Soruşturmada verilen takipsizlik kararının kesinleştiğini anımsatan Vural, 17-25 Aralık sürecinde yaşananları parti olarak unutturmayacaklarını, millete anlatacaklarını belirtti.

MHP'nin 17 -25 Aralık'ı "Rüşvet ve Yolsuzlukla Mücadele Haftası" ilan ettiğini anlatan Vural, bugün bu doğrultuda kanun teklifi verdiğini ifade etti. Vural, tekliflerinin gerekçesinde, TBMM Başkanı'nın 17-25 Aralık haftasında bir günü özel gündem ilan etmesini, kamu kuruluşları tarafından seminerler, konferanslar ve benzeri etkinliklerle halkın yolsuzluk konusunda bilinçlendirilmesini, okullarda şiir, resim, kompozisyon yarışmaları düzenlenmesini, RTÜK'ün rüşvet ve yolsuzluk konulu kamu spotu yayınlamasını, bu haftadaki Cuma günü camilerde hutbe okunmasını öngördüklerini söyledi.

"17-25 Aralık'ta yaşadıklarımız rüşvet ve yolsuzluktur" diyen Vural, arkasındaki afişe dönerek, "İster Türkçe, ister Osmanlıca, ister İngilizce, ister Almanca, ister Arapça, ister Fransızca, ister Çince, ister Latince, ister İspanyolca söyleyin. Hangi dilden anlıyorsanız o dilde konuşalım. 17-25 Aralık rüşvet ve yolsuzluktur" dedi.

Kimsenin rüşvet ve yolsuzluğu meşru gösteremeyeceğini ve hukuktan kaçıramayacağını ifade eden Vural, bu suça karışanların hesap vermesini sağlamak amacında olduklarını belirtti. Vural, milletin hakkına ve hukukuna el uzatan zihniyete karşı herkesi demokrasiyi, hukuk devletini ve özgürlükleri korumaya davet ettiğini söyledi.

"Savcı takip etmiyorsa biz takip edeceğiz"

Gazetecilerin sorularını da yanıtlayan Vural, uluslararası işbirliğiyle haram para aklayan ve karar verici makamlardakilere rüşvet verenlerin peşini bırakmayacaklarını ifade etti. İlişki ağını ortaya çıkarmaya kararlı olduklarını dile getiren Vural, operasyonun İran ayağındaki süreçle ilgili bilgi almaya çalıştıklarını belirtti. Vural, "Millet adına hareket etmesi gereken, hukukumuzu koruması gereken Cumhuriyet savcısı takip etmiyorsa biz takip edeceğiz. Kimse rüşvet ve yolsuzluğu meşrulaştıramaz. Herkes hangi görevi yaptığını bilmelidir" diye konuştu.

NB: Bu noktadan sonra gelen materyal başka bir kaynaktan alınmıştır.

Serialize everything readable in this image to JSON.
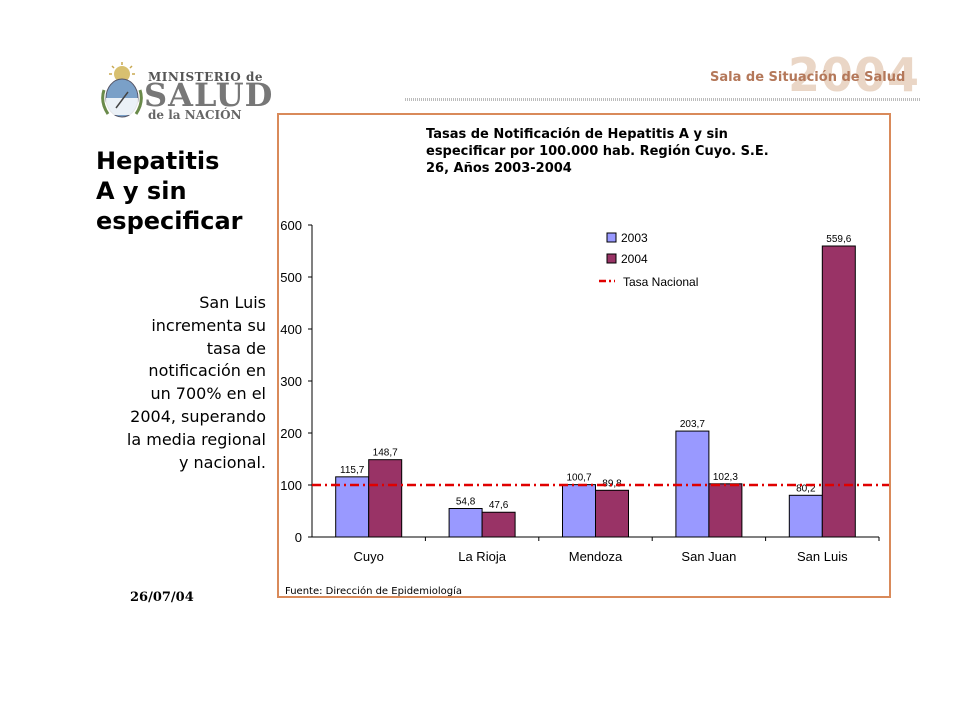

Eski AB Bakanı Egemen Bağış'ın, bugün sosyal paylaşım sitesinde, "17 Aralık, Türkiye'nin AB'den müzakere tarihi almasının şanlı yıl dönümüdür" şeklinde paylaşımda bulunmasını nasıl değerlendirdiğinin sorulması üzerine, Cumhurbaşkanı Erdoğan'ın AB'ye yönelik tepkisini hatırlatarak, "Böyle bir süreç yok artık. AB Bakanı Volkan Bozkır da istifasını verecektir sanırım" dedi.